I came to Porter Square Books to look for a book for my twins' 4th birthday that would help me teach them that there are many ways to be a boy. A helpful staff member pointed me towards a number of books, the best of which was Jacob's New Dress, a book told from the perspective of a boy who is struggling at home and school because of his desire to wear a dress. My kids' verdict: Good. "Should I recommend this to other kids?" I asked. "No," was the answer. "It's my book."
For a Song and a Hundred Songs is the endpoint of authoritarianism: the memoir of a poet imprisoned for his writings. Having spent years in China, this book was so painful for me to read that I could only digest a few pages at a time. Yet it is also deeply irreverent, humane and hilarious, an evocation of all those values that Liao's imprisonment was supposed to crush. But, um, that book wasn't available so I'm recommending The Corpse Walker, a different book of Liao's that goes down much easier.
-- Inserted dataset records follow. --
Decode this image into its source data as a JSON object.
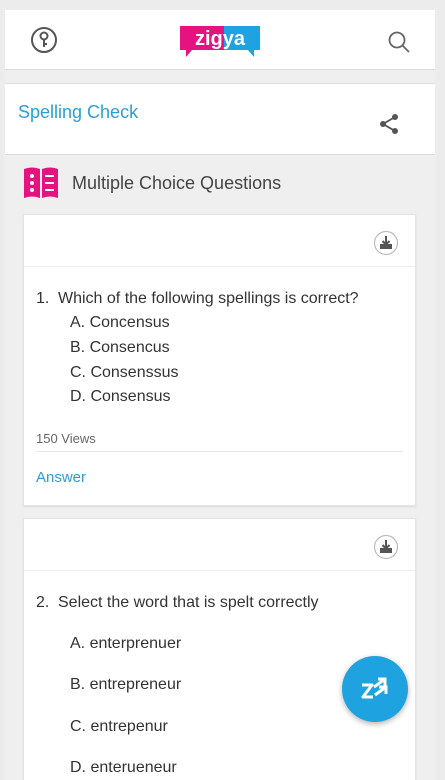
{
  "header": {
    "logo_text": "zigya",
    "key_icon": "key-icon",
    "search_icon": "search-icon"
  },
  "page": {
    "title": "Spelling Check",
    "share_icon": "share-icon"
  },
  "section": {
    "title": "Multiple Choice Questions",
    "icon": "mcq-book-icon"
  },
  "questions": [
    {
      "number": "1.",
      "text": "Which of the following spellings is correct?",
      "options": [
        "A. Concensus",
        "B. Consencus",
        "C. Consenssus",
        "D. Consensus"
      ],
      "views": "150 Views",
      "answer_label": "Answer"
    },
    {
      "number": "2.",
      "text": "Select the word that is spelt correctly",
      "options": [
        "A. enterprenuer",
        "B. entrepreneur",
        "C. entrepenur",
        "D. enterueneur"
      ]
    }
  ],
  "fab": {
    "icon": "zigya-chat-icon"
  },
  "colors": {
    "accent": "#2a9fd6",
    "brand_pink": "#e5137f",
    "brand_blue": "#1ea2e0"
  }
}
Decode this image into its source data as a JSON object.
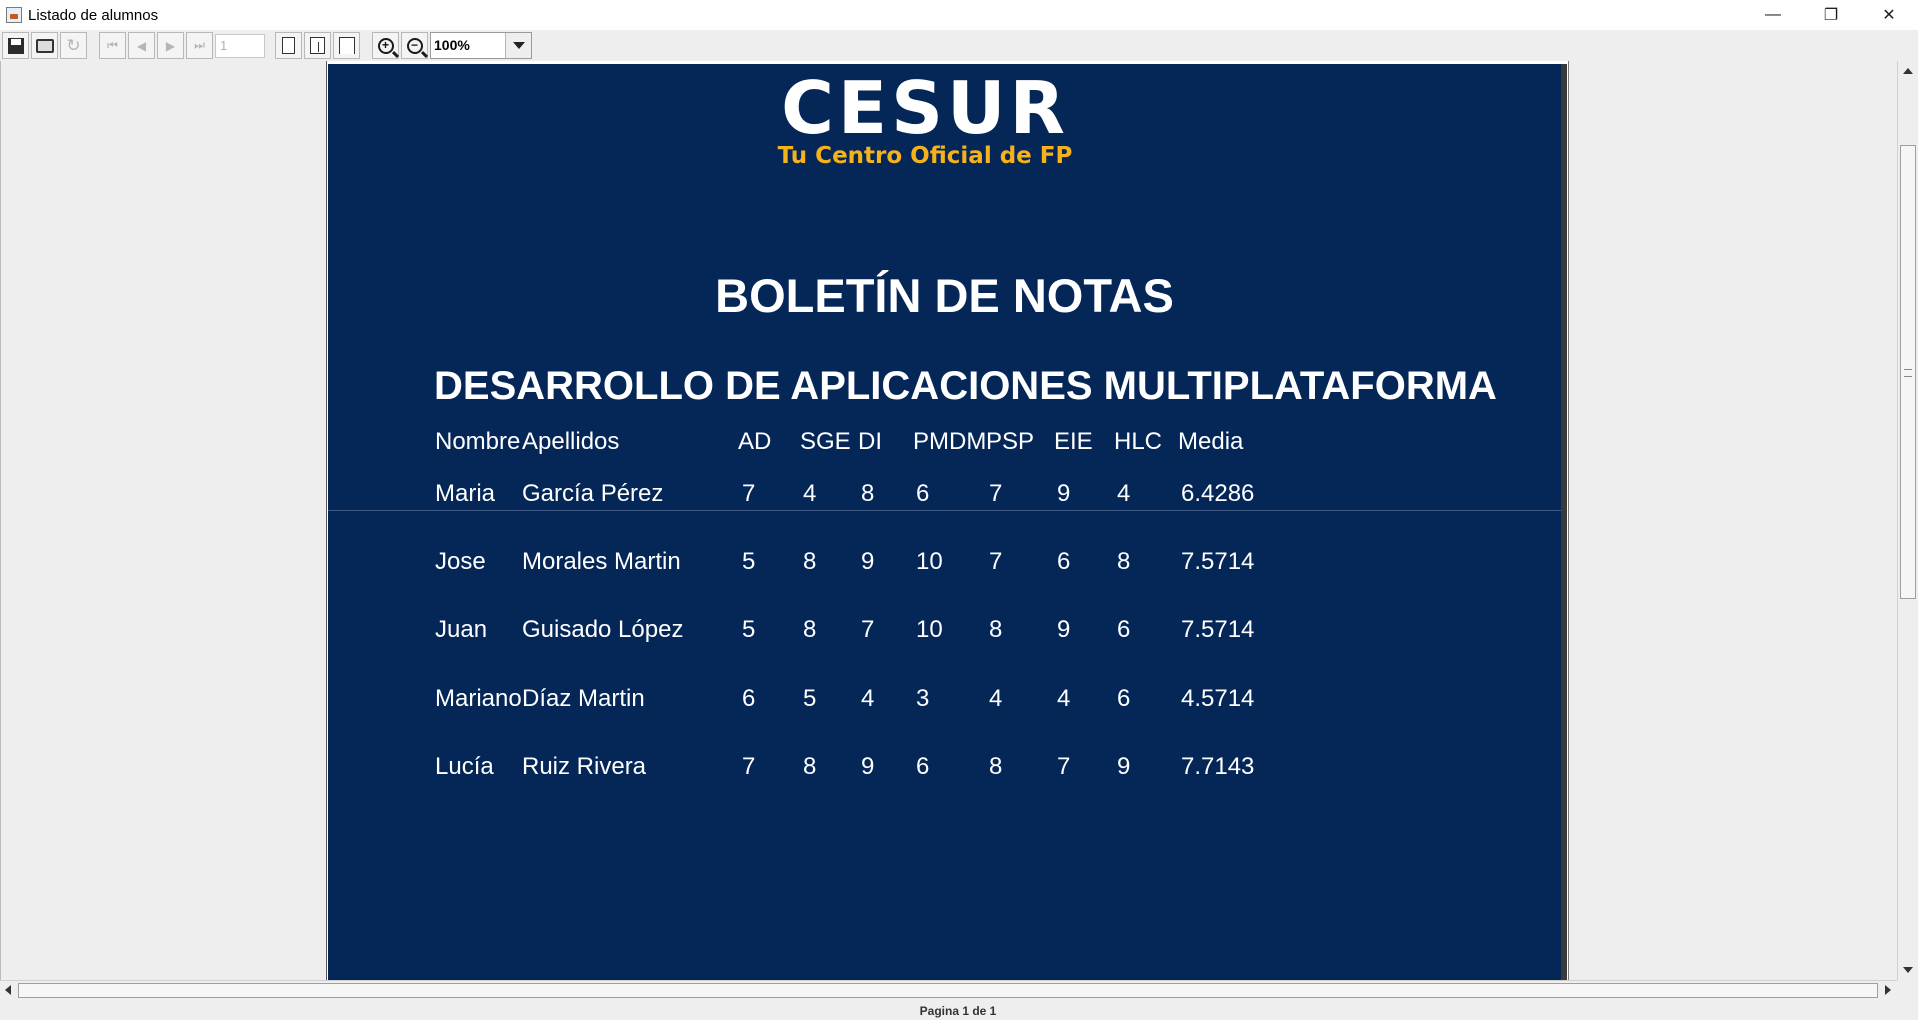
{
  "window": {
    "title": "Listado de alumnos",
    "controls": {
      "minimize": "—",
      "restore": "❐",
      "close": "✕"
    }
  },
  "toolbar": {
    "page_number": "1",
    "zoom": "100%"
  },
  "report": {
    "logo": {
      "main": "CESUR",
      "tagline": "Tu Centro Oficial de FP"
    },
    "title": "BOLETÍN DE NOTAS",
    "subtitle": "DESARROLLO DE APLICACIONES MULTIPLATAFORMA",
    "columns": [
      "Nombre",
      "Apellidos",
      "AD",
      "SGE",
      "DI",
      "PMDM",
      "PSP",
      "EIE",
      "HLC",
      "Media"
    ],
    "rows": [
      [
        "Maria",
        "García Pérez",
        "7",
        "4",
        "8",
        "6",
        "7",
        "9",
        "4",
        "6.4286"
      ],
      [
        "Jose",
        "Morales Martin",
        "5",
        "8",
        "9",
        "10",
        "7",
        "6",
        "8",
        "7.5714"
      ],
      [
        "Juan",
        "Guisado López",
        "5",
        "8",
        "7",
        "10",
        "8",
        "9",
        "6",
        "7.5714"
      ],
      [
        "Mariano",
        "Díaz Martin",
        "6",
        "5",
        "4",
        "3",
        "4",
        "4",
        "6",
        "4.5714"
      ],
      [
        "Lucía",
        "Ruiz Rivera",
        "7",
        "8",
        "9",
        "6",
        "8",
        "7",
        "9",
        "7.7143"
      ]
    ]
  },
  "status": {
    "text": "Pagina 1 de 1"
  },
  "colors": {
    "page_background": "#052758",
    "logo_accent": "#f5b21a"
  }
}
He travelled around the country having the most frank, unbelievable, casually devastating, and yet hilarious conversations with people at the bottom of China's society.
Love in a Fallen City: "Shanghai's clocks were set an hour ahead so the city could 'save daylight,' but the Bai family said: 'We go by the old clock.' Ten o'clock to them was eleven o'clock to everyone else. Their singing was behind the beat; they couldn't keep up with the huqin of life." How can these stories written in the 1940s still speak so powerfully today about how it is to be a woman in families and societies still so far behind the beat? Eileen Chang is the cool, brilliant older sister I never had who alternately makes me want to give up writing because she's said all I want to say and spurs me to go on because she shows me that my daily battles can be the stuff of art.
Written in the first person plural that (spoiler alert) fractures into third- and first-person singular, We the Animals is so so so astonishingly beautiful and moving. In the current political climate, the loss of the "we" feels even more heartbreaking and urgent to listen to.